After G1 finishes collecting the mandatory part, G1 starts collecting the optional part at a much more granular level, if there is time left. The granularity of collection of this optional part depends on the amount of time left, at most down to one region at a time. After completing collection of any part of the optional collection set, G1 can decide to stop the collection depending on the remaining time.
As the predictions get more accurate again, the optional part of a collection are made smaller and smaller, until the mandatory part once again comprises all of the collection set (i.e., G1 completely relies on its heuristics). If the predictions becomes inaccurate again, then the next collections will consist of both a mandatory and optional part again.

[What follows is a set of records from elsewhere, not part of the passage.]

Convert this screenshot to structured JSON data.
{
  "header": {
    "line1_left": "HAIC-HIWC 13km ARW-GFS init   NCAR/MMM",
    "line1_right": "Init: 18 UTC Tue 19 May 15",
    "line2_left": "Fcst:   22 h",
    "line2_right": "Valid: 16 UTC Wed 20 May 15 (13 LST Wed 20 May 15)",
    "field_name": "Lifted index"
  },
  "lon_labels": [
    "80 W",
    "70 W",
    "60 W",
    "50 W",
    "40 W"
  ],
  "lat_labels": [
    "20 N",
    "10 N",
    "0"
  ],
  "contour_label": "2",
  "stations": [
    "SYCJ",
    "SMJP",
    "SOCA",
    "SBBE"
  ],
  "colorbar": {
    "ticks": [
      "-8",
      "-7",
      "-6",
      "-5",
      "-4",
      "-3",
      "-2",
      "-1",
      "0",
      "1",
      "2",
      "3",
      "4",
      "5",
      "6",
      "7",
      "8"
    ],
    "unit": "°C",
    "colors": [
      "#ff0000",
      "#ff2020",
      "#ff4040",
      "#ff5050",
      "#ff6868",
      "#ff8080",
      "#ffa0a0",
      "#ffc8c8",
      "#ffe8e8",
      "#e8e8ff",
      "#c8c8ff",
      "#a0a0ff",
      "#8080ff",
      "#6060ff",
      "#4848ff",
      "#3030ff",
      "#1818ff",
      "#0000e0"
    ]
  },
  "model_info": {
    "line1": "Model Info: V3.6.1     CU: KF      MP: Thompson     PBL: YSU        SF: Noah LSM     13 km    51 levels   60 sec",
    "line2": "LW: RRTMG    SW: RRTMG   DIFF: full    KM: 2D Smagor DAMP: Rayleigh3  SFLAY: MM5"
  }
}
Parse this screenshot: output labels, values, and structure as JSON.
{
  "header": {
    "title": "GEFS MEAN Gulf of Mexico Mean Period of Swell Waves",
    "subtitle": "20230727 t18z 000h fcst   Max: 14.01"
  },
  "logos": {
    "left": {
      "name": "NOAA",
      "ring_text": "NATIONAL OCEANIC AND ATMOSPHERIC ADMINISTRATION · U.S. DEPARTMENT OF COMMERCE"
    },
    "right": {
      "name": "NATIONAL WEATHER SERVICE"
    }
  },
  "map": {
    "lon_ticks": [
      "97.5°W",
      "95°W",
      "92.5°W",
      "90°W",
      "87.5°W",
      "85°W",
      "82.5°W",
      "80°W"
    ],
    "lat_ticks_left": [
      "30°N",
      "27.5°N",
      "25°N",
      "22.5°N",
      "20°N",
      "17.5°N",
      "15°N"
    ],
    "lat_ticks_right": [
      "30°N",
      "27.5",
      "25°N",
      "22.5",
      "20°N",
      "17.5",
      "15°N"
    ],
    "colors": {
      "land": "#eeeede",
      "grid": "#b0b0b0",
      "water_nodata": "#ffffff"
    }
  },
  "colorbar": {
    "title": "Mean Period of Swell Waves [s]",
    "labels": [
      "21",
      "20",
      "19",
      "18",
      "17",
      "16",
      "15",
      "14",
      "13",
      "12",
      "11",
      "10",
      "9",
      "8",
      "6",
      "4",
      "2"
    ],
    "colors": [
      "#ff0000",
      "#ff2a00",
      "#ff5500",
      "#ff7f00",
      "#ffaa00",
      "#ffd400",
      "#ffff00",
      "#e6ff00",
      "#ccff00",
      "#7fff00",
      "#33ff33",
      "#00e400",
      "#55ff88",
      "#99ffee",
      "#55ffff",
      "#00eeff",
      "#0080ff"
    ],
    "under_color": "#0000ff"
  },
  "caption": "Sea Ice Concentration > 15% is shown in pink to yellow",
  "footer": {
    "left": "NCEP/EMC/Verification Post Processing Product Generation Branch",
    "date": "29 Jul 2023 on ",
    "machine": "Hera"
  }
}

Improve the analytics engine and heuristics so that they don't make bad predictions. Although an interesting goal in itself, given that the heuristics depend on previous application behavior, it is impossible to get 100% accurate heuristics. However, improved heuristics will automatically decrease the need for this mechanism.
Always use a "safety margin" with regards to the prediction. For example, if the prediction returns x, always use 0.8 * x (a 20% safety margin). This would probably work in most cases, but will result in sub-optimal performance when the predictions do work as this means that G1 would only utilize 80% of the pause target.
Reuse the existing evacuation failure mechanism to abort mixed collections. This has been rejected as an alternative because at the time of such an abort there is no guarantee that the collection freed any region. The mechanism we propose guarantees space reclamation progress by reclaiming the space of the collection set on a region basis, which is G1's granularity of space reclamation.
The individual C++ parts making up the implementation should be tested using C++ unit tests. Since the abortable mixed collections code would be an integral part of the G1 GC, the code will be exercised by just running the existing tests.
Risks and Assumptions
When splitting the collection set into mandatory and optional parts, some additional data needs to be maintained for the optional collection set part. This imposes a slight CPU overhead, smaller than 1% and only for mixed collections using the optional collection set part.
The native memory usage during mixed collections using an optional collection set part may also increase. This is because some additional incoming pointers to the regions in the optional part must be tracked during that mixed collection.